From Ms Allum
Commitment to Co-curricular Activities at SCEGGS
We have been having some discussions about co-curricular activities at SCEGGS, and how better to help girls understand the importance of commitment, reliability, teamwork and dependability in activities at School, and in life generally. We have become increasingly concerned about students who feel that they can sign up to activities, but turn up to two-thirds of trainings, rehearsals and practices (and indeed sometimes only to the actual game, performance or concert).
Why is commitment important? We all want SCEGGS girls to be accomplished, confident, competent, compassionate and ready to make a difference in the world – women of strength and character! We want them to be responsible, dependable, reliable, collaborative, good team players and people who can be counted on by those around them. Even when it means going out of your way or putting the needs of your team first, we think people of strength and character are people who follow through on the commitments they have made.

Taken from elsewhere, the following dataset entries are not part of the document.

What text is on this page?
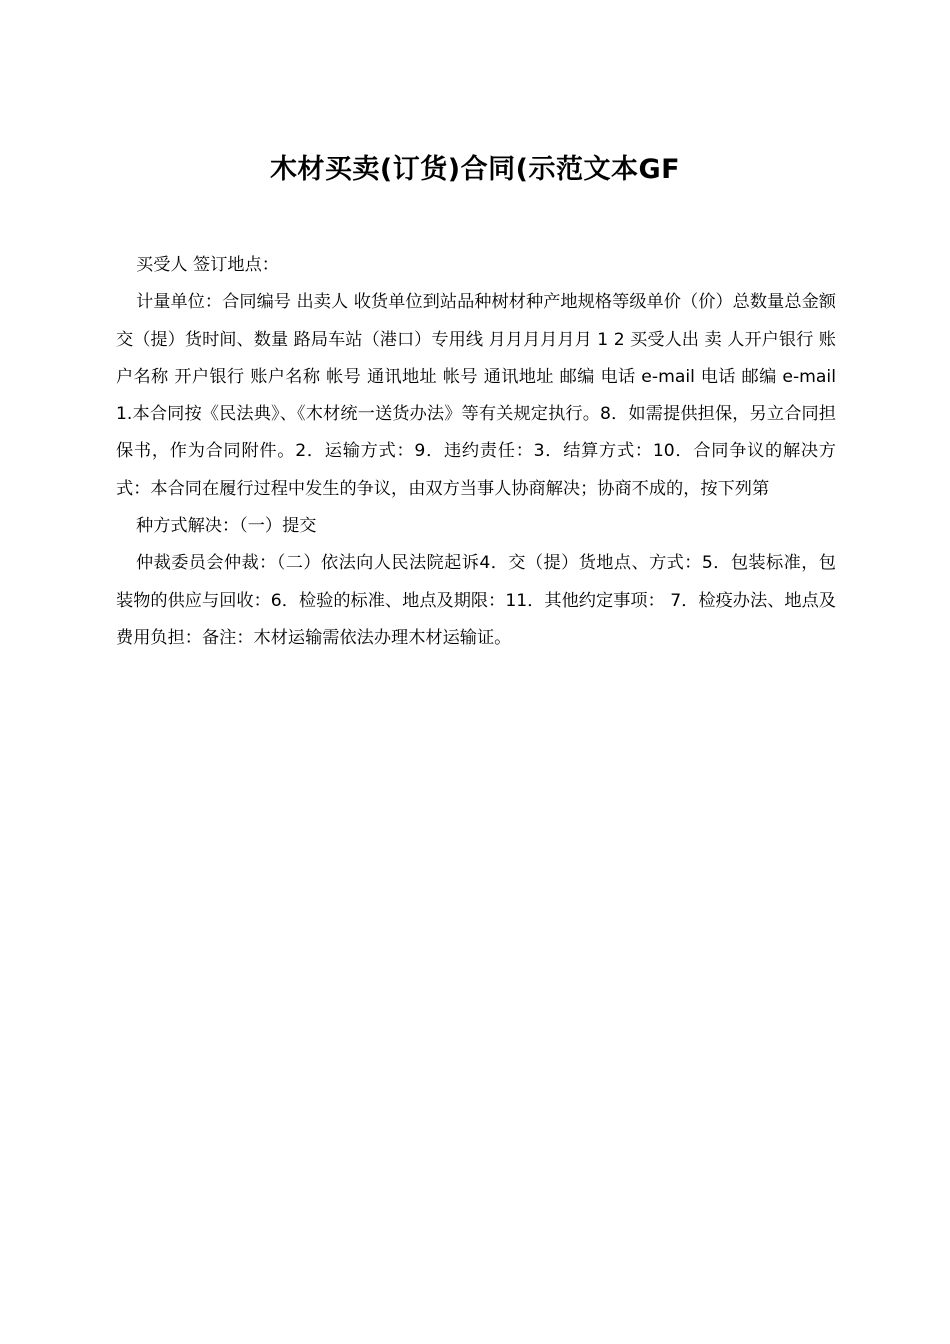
木材买卖(订货)合同(示范文本GF

买受人 签订地点：

计量单位：合同编号 出卖人 收货单位到站品种树材种产地规格等级单价（价）总数量总金额交（提）货时间、数量 路局车站（港口）专用线 月月月月月月 1 2 买受人出 卖 人开户银行 账户名称 开户银行 账户名称 帐号 通讯地址 帐号 通讯地址 邮编 电话 e-mail 电话 邮编 e-mail 1.本合同按《民法典》、《木材统一送货办法》等有关规定执行。8．如需提供担保，另立合同担保书，作为合同附件。2．运输方式：9．违约责任：3．结算方式：10．合同争议的解决方式：本合同在履行过程中发生的争议，由双方当事人协商解决；协商不成的，按下列第

种方式解决：（一）提交

仲裁委员会仲裁：（二）依法向人民法院起诉4．交（提）货地点、方式：5．包装标准，包装物的供应与回收：6．检验的标准、地点及期限：11．其他约定事项： 7．检疫办法、地点及费用负担：备注：木材运输需依法办理木材运输证。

In the co-curricular program, we want girls to understand that, when they sign up to a group activity or a team, it is no longer just about them as an individual! They are making a commitment to fulfil their obligation to their teammates, to the staff running the activity and to the School. We want them to understand that it is important to follow-through because others are counting on them. We want them to understand that there are obligations which flow from agreeing to participate in something because “their word” actually means something and that a sense of commitment and obligation is important. And it is important to have grit and determination to push through when something gets difficult or you are tired or distracted.

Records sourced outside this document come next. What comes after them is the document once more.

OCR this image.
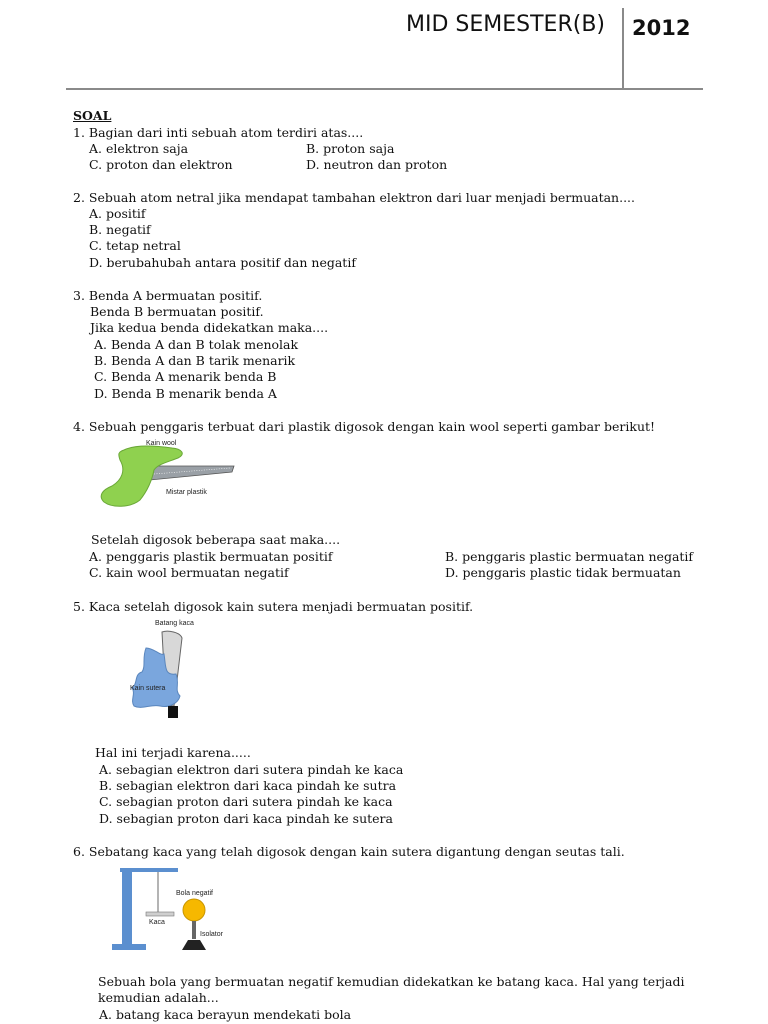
MID SEMESTER(B) 2012
SOAL
1. Bagian dari inti sebuah atom terdiri atas....
A. elektron saja	B. proton saja
C. proton dan elektron	D. neutron dan proton
2. Sebuah atom netral jika mendapat tambahan elektron dari luar menjadi bermuatan....
A. positif
B. negatif
C. tetap netral
D. berubahubah antara positif dan negatif
3. Benda A bermuatan positif.
Benda B bermuatan positif.
Jika kedua benda didekatkan maka....
A. Benda A dan B tolak menolak
B. Benda A dan B tarik menarik
C. Benda A menarik benda B
D. Benda B menarik benda A
4. Sebuah penggaris terbuat dari plastik digosok dengan kain wool seperti gambar berikut!
Kain wool
Mistar plastik
Setelah digosok beberapa saat maka....
A. penggaris plastik bermuatan positif	B. penggaris plastic bermuatan negatif
C. kain wool bermuatan negatif	D. penggaris plastic tidak bermuatan
5. Kaca setelah digosok kain sutera menjadi bermuatan positif.
Batang kaca
Kain sutera
Hal ini terjadi karena.....
A. sebagian elektron dari sutera pindah ke kaca
B. sebagian elektron dari kaca pindah ke sutra
C. sebagian proton dari sutera pindah ke kaca
D. sebagian proton dari kaca pindah ke sutera
6. Sebatang kaca yang telah digosok dengan kain sutera digantung dengan seutas tali.
Kaca
Bola negatif
Isolator
Sebuah bola yang bermuatan negatif kemudian didekatkan ke batang kaca. Hal yang terjadi
kemudian adalah...
A. batang kaca berayun mendekati bola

We also think it is really important for the girls to learn that you can’t do absolutely everything in life – sometimes you will have to choose between two things you’d really love to do. And this means that sometimes, you will miss out too. We all have to help kids learn to make these sorts of tricky choices – and then be OK about missing out on other things. We also have to help them learn that how you do things matters - it is better to do a few things well, than a whole lot of things badly, half-heartedly or superficially.
From now on, there will be a change of rules and expectations for all School co-curricular activities. If a girl puts her name down for some activity, she will be expected to fulfil all requirements of that activity - 100%! We expect girls not to sign up for something if they already have another conflicting commitment, unless some arrangement is agreed between the staff involved beforehand.
We will be doing our “bit” too! We are working towards a better method of scheduling activities, particularly in the Secondary School, to try to avoid some clashes. Now there is so much on at SCEGGS that we won’t be able to do this entirely. Students will regularly have to choose between two or more activities (often times when they really want to do them all!). But we will be looking for ways to reduce clashes. We are also looking at some ways that might co-ordinate and centralise student choice and the method of enrolling in all the co-curricular activities at SCEGGS, so that students can see which activities are offered at the same time and understand the choices that they are making when they sign up to something. I’ll keep you informed about this initiative.
Now, we do understand that sometimes something completely unavoidable comes up – a funeral of a close relative, or an urgent medical appointment, for example. We expect that parents will request permission for any such Leave from Liz Cumming or me, in the same way that you would ask for a period of time for Leave from the ordinary school day. There will be a range of consequences for girls who don’t fulfil their obligations unless arrangements have been negotiated beforehand. I do want to make it clear that we will not give permission for girls to miss a prior commitment for a friend’s birthday party, or to celebrate a friend’s Bat Mitzvah or to go “trick-or-treating” for Halloween.
In our co-curricular program, commitment matters. And in life and work, we know just how important it is for our girls to learn how to be a reliable, dependable member of a group or team. We do expect parents to support us in this regard and ensure that their daughters understand the importance of their commitment to any team or group or activity they sign-up for, to give it 100% and to be a person of character who can be counted on by their teammates.